Sekijima M, Tsutsumi T, Yoshida T, Harada T, Tashiro F, Chen G, Yu S Z, Ueno Y
Department of Toxicology and Microbial Chemistry, Faculty of Pharmaceutical Sciences, Science University of Tokyo, Japan.
Carcinogenesis. 1999 Jan;20(1):161-5. doi: 10.1093/carcin/20.1.161.

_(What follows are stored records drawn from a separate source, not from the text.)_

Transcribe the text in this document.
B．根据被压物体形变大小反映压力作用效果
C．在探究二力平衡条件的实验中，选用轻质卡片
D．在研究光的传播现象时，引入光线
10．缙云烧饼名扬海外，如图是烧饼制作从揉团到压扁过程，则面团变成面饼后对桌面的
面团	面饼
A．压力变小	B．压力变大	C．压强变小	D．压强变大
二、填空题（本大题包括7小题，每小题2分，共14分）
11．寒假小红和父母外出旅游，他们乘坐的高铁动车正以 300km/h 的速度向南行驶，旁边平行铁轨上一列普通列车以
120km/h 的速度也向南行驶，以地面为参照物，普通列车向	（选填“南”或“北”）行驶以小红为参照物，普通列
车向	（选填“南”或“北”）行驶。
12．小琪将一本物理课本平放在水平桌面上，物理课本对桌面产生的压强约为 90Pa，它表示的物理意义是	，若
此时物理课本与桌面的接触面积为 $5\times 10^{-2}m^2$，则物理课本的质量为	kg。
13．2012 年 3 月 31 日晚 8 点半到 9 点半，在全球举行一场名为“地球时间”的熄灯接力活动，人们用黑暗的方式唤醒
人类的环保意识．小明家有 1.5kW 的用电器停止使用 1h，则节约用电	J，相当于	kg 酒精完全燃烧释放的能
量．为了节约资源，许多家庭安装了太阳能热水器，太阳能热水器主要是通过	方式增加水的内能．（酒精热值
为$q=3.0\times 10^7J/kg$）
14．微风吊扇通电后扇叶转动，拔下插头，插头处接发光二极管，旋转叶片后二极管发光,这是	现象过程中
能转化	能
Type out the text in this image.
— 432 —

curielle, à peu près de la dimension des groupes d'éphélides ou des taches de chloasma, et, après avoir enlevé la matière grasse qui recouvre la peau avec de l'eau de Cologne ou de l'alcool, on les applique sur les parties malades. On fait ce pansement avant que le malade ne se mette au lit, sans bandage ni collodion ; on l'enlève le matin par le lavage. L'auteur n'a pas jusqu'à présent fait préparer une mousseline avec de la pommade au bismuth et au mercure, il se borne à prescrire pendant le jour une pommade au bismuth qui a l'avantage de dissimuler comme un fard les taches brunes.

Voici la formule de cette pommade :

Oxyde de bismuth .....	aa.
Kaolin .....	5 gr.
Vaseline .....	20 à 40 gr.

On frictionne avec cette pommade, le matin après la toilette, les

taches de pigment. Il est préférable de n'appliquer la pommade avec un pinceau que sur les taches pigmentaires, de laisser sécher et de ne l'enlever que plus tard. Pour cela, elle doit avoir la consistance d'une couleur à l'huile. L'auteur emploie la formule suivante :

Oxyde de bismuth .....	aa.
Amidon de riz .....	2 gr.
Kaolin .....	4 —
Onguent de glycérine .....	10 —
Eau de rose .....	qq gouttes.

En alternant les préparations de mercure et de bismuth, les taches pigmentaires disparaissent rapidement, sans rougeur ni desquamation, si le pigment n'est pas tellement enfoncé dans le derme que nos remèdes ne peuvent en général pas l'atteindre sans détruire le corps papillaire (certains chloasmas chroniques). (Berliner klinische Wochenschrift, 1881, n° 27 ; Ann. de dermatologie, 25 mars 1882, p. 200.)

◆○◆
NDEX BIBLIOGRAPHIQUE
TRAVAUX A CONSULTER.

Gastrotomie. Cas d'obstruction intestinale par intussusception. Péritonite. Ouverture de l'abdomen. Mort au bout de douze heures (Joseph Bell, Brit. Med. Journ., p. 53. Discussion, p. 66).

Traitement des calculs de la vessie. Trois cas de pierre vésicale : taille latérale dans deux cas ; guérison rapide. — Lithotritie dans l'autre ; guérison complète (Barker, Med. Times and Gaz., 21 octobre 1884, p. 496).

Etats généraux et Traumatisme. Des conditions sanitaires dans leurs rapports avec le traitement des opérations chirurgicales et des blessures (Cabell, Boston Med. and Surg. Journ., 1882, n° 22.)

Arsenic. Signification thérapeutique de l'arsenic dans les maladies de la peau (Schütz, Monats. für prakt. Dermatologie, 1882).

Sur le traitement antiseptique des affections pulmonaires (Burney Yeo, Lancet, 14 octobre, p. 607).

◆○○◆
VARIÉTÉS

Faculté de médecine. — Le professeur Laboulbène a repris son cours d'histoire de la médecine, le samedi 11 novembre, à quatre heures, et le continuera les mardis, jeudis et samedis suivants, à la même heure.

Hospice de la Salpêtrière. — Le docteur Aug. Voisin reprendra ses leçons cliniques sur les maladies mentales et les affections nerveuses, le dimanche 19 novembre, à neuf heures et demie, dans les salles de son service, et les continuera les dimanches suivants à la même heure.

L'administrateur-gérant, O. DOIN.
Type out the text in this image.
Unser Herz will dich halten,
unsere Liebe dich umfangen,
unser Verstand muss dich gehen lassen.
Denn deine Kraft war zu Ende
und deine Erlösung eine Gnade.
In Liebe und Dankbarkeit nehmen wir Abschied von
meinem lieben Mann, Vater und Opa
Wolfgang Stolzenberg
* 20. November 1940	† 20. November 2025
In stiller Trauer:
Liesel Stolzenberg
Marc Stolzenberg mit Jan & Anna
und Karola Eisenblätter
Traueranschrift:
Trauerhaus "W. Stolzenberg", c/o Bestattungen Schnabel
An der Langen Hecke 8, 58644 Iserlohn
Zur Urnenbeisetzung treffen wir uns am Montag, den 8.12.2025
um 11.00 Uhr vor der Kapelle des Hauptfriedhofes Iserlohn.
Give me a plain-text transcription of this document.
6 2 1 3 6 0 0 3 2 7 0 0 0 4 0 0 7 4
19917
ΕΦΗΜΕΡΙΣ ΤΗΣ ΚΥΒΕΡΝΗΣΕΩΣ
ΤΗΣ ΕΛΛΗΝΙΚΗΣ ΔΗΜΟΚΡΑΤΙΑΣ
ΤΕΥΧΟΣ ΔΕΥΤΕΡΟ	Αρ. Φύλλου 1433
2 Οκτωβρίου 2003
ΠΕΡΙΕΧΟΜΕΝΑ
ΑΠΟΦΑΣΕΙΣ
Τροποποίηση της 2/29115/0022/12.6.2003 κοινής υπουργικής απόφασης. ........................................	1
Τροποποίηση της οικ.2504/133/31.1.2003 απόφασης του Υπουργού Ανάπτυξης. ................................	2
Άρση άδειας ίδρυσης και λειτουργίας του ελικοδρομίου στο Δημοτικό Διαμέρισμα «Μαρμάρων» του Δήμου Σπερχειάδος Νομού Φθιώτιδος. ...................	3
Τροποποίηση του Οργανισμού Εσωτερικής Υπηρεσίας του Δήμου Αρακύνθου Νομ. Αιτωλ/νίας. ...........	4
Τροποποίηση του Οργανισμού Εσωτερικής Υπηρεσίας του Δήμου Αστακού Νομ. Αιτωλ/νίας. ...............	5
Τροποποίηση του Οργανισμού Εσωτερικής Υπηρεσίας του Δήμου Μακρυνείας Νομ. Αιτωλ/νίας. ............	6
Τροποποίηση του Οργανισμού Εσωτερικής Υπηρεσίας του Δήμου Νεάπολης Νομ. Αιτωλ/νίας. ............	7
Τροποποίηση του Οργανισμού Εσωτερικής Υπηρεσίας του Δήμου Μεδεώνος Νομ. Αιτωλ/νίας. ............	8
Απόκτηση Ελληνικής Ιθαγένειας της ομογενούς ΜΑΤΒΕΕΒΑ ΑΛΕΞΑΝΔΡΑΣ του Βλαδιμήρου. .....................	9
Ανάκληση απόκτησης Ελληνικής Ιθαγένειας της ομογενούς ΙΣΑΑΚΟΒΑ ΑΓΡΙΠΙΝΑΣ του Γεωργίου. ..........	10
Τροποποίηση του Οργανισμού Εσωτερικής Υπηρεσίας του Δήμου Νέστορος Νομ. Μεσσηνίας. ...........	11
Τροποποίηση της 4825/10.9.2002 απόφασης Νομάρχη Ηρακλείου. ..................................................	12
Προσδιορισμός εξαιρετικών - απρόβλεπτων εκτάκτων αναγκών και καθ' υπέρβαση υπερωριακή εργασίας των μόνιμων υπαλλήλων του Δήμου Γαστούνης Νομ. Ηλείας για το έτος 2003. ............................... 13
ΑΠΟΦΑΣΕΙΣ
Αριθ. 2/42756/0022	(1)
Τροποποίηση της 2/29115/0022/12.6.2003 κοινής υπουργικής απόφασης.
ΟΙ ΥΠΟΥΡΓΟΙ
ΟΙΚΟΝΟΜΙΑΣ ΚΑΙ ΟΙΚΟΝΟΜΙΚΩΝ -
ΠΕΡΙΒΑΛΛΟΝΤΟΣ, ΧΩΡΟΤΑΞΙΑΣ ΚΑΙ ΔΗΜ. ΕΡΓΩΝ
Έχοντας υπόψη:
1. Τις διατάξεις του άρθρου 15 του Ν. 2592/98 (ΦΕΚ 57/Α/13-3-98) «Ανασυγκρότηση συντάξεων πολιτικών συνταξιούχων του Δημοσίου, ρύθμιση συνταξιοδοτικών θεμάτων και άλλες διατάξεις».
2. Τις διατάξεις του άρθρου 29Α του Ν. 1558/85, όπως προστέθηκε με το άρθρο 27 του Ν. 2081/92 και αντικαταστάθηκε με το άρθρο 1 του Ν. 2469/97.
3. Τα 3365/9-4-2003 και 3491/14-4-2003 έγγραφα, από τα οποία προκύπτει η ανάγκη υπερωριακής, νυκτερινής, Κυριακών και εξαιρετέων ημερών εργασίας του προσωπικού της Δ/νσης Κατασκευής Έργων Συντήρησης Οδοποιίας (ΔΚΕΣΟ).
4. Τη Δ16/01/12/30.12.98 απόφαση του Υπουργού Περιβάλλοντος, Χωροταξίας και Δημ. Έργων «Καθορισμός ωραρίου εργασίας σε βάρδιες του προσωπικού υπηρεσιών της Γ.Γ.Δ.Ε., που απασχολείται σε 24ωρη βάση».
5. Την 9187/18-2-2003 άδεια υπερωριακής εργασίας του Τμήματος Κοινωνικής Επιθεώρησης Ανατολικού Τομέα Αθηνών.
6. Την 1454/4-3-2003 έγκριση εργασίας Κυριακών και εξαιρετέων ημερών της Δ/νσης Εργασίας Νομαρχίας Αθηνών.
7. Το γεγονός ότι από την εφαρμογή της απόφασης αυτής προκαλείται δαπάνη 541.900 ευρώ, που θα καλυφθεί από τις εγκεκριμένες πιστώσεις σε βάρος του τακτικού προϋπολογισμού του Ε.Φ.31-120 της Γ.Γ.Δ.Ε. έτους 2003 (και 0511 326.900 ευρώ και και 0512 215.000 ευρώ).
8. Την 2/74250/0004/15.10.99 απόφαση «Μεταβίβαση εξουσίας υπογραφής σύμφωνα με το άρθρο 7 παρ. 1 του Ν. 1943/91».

The objective of this study was to elucidate whether microcystin-LR (MC-LR), a hepatotoxic blue-green algal toxin in drinking water, is carcinogenic or possesses the ability to modulate aflatoxin B1 (AFB1)-induced hepatocarcinogenicity. In a medium-term liver bioassay, male Fischer 344 rats were given a single i.p. injection of diethylnitrosamine (DEN, 200 mg/kg) followed by an i.p. injection of MC-LR for 6 weeks after 2 weeks of DEN treatment. To study the synergism between AFB1 and MC-LR, DEN-treated rats were given an i.p. injection of AFB1 (0.5 mg/kg) dissolved in dimethyl sulfoxide (DMSO) followed by MC-LR at 2 weeks after the treatment. In a separate experiment, the rats were first given AFB1 (0.5 mg/kg) and 2 weeks later an i.p. injection of 1 or 10 microg/kg of MC-LR twice a week for 6 weeks. Most rats were subjected to a two-thirds partial hepatectomy (PH) at week 3 and were killed under anesthesia at week 8. Liver sections were analyzed for glutathione S-transferase placental form (GST-P) expression, and subjected to histopathological examination for phenotypic alteration of hepatocellular foci. In rats that did not receive DEN, MC-LR did not cause a significant increase in the numbers of GST-P-positive foci, whereas AFB1 induced a slight increase in GST-P-positive foci development. In rats given DEN, MC-LR enhanced the expression of GST-P-positive foci, as did AFB1 but no synergism was observed. Histopathological analysis revealed that the area of eosinophilic foci, a biomarker for preneoplastic liver lesion, markedly increased because of MC-LR. In rats given AFB1 as an initiator, treatment with MC-LR resulted in a synergistic increase in the development of GST-P-positive foci. These results suggest that the hepatocarcinogenicities of MC-LR and AFB1 can be predicted in experimental animals with a medium-term bioassay. Furthermore, tumor promoting activity of MC-LR was demonstrated in rats treated with AFB1.
本研究的目的是阐明饮用水中的肝毒性蓝藻毒素微囊藻毒素-LR(MC-LR)是否具有致癌性或是否具备调节黄曲霉毒素B1(AFB1)诱导的肝癌发生的能力。在一项中期肝脏生物测定中,雄性Fischer 344大鼠腹腔注射一次二乙基亚硝胺(DEN,200 mg/kg),在DEN处理2周后腹腔注射MC-LR,持续6周。为研究AFB1与MC-LR之间的协同作用,给经DEN处理的大鼠腹腔注射溶解于二甲基亚砜(DMSO)的AFB1(0.5 mg/kg),处理后2周再注射MC-LR。在另一项实验中,先给大鼠注射AFB1(0.5 mg/kg),2周后每周两次腹腔注射1或10 μg/kg的MC-LR,持续6周。大多数大鼠在第3周接受了三分之二部分肝切除术(PH),并在第8周麻醉下处死。分析肝切片中谷胱甘肽S-转移酶胎盘型(GST-P)的表达,并进行组织病理学检查以观察肝细胞灶的表型改变。在未接受DEN的大鼠中,MC-LR未导致GST-P阳性灶数量显著增加,而AFB1使GST-P阳性灶形成略有增加。在给予DEN的大鼠中,MC-LR增强了GST-P阳性灶的表达,AFB1也有同样作用,但未观察到协同作用。组织病理学分析显示,作为癌前肝脏病变生物标志物的嗜酸性灶面积因MC-LR而显著增加。在用AFB1作为启动剂的大鼠中,MC-LR处理导致GST-P阳性灶形成协同增加。这些结果表明,通过中期生物测定可在实验动物中预测MC-LR和AFB1的肝癌发生情况。此外,在接受AFB1处理的大鼠中证实了MC-LR的促肿瘤活性。